Lorsqu’elle s’est reposée, Pauline s’est levée et s’est dirigée vers le lit, du jus coulant de sa chatte, et nous a lancé à chacun un préservatif depuis la table de nuit. Après que Frank ait mis le sien, Pauline s’est mise à cheval sur ses genoux, regardant vers son visage, et s’est avancée pour que sa chatte soit juste contre sa queue. « Yeux verts, tu as une très belle bite ici et je la veux dans ma chatte », a-t-elle dit en mettant ses mains contre la poitrine de Frank et en se soulevant au-dessus de sa bite. Frank a tenu son érection prête et l’a guidée dans la chatte de Pauline pendant qu’elle se baissait. Après que les deux premiers pouces soient entrés, Frank a retiré sa main et Pauline s’est abaissée un peu plus, puis s’est relevée. Elle a continué à se laisser glisser sur la queue de Frank jusqu’à ce qu’elle soit entièrement dans sa chatte et que les poils pubiens blonds de Frank chatouillent sa chatte glabre. « Oooo, » dit-elle en se tortillant sur lui. « Ma chatte aime vraiment ta queue aussi. »

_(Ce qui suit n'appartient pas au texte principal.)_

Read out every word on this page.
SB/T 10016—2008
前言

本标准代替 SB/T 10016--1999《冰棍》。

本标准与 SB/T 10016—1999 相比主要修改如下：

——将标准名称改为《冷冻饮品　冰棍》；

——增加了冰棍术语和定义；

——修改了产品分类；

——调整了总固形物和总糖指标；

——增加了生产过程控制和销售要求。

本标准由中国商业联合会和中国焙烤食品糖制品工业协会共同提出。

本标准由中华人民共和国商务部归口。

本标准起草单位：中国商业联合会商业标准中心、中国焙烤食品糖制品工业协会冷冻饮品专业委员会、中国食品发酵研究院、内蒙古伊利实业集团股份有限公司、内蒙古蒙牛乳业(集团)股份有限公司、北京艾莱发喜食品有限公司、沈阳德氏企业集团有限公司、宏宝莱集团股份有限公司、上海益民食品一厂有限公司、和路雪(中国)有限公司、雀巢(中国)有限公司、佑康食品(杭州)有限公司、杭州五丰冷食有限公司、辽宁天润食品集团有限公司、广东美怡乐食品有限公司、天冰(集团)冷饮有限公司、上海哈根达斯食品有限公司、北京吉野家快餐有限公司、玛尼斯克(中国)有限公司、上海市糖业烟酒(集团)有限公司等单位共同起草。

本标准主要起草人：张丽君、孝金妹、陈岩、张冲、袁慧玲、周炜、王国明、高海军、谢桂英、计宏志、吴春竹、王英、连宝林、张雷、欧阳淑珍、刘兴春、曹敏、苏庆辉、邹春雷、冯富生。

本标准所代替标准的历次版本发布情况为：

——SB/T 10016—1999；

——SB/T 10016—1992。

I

Pauline a redressé ses jambes derrière elle pour qu’elles soient à l’extérieur des jambes de Frank et elle s’est allongée sur lui. Elle a tendu ses mains vers l’arrière, a écarté ses joues de cul et a dit : « Graisse-moi et monte à bord, George. Mon cul est tout à toi. » J’avais déjà mis mon préservatif alors j’ai pris l’Aqualube sur la table de nuit, j’ai grimpé sur le lit entre les jambes de Frank et j’ai commencé à appliquer le lubrifiant sur le beau cul de Pauline. Je l’ai fait sortir du tube tout autour de son doux bouton de rose brun, j’ai inséré l’embout en elle et j’ai pressé. Elle a gloussé de joie quand elle a senti le lubrifiant gicler en elle, et a gloussé encore plus quand j’ai inséré mon majeur et que j’ai étalé le lubrifiant tout autour d’elle, aussi loin que je pouvais l’atteindre, j’en ai utilisé beaucoup, car je savais que son cul serait serré, avec la bite de Frank remplissant sa chatte. Juste au moment où je commençais à appliquer le lubrifiant sur ma queue, la sonnette a retenti.

Le joli cul de Pauline était tout prêt à être baisé et j’étais très réticent à partir, mais je n’aimais pas non plus l’idée de laisser John debout dans le couloir. S’il était passé une minute plus tard, c’est ce que j’aurais fait mais, au lieu de cela, je me suis précipitée dans le salon, complètement nue, et j’ai regardé par le judas. Si ça avait été n’importe qui d’autre que John, je les aurais laissés dans le hall, mais c’était John, tout seul. Je l’ai fait entrer, lui ai dit de fermer la porte à clé et de nous rejoindre dans la chambre, et je me suis précipitée vers le cul de Pauline qui attendait.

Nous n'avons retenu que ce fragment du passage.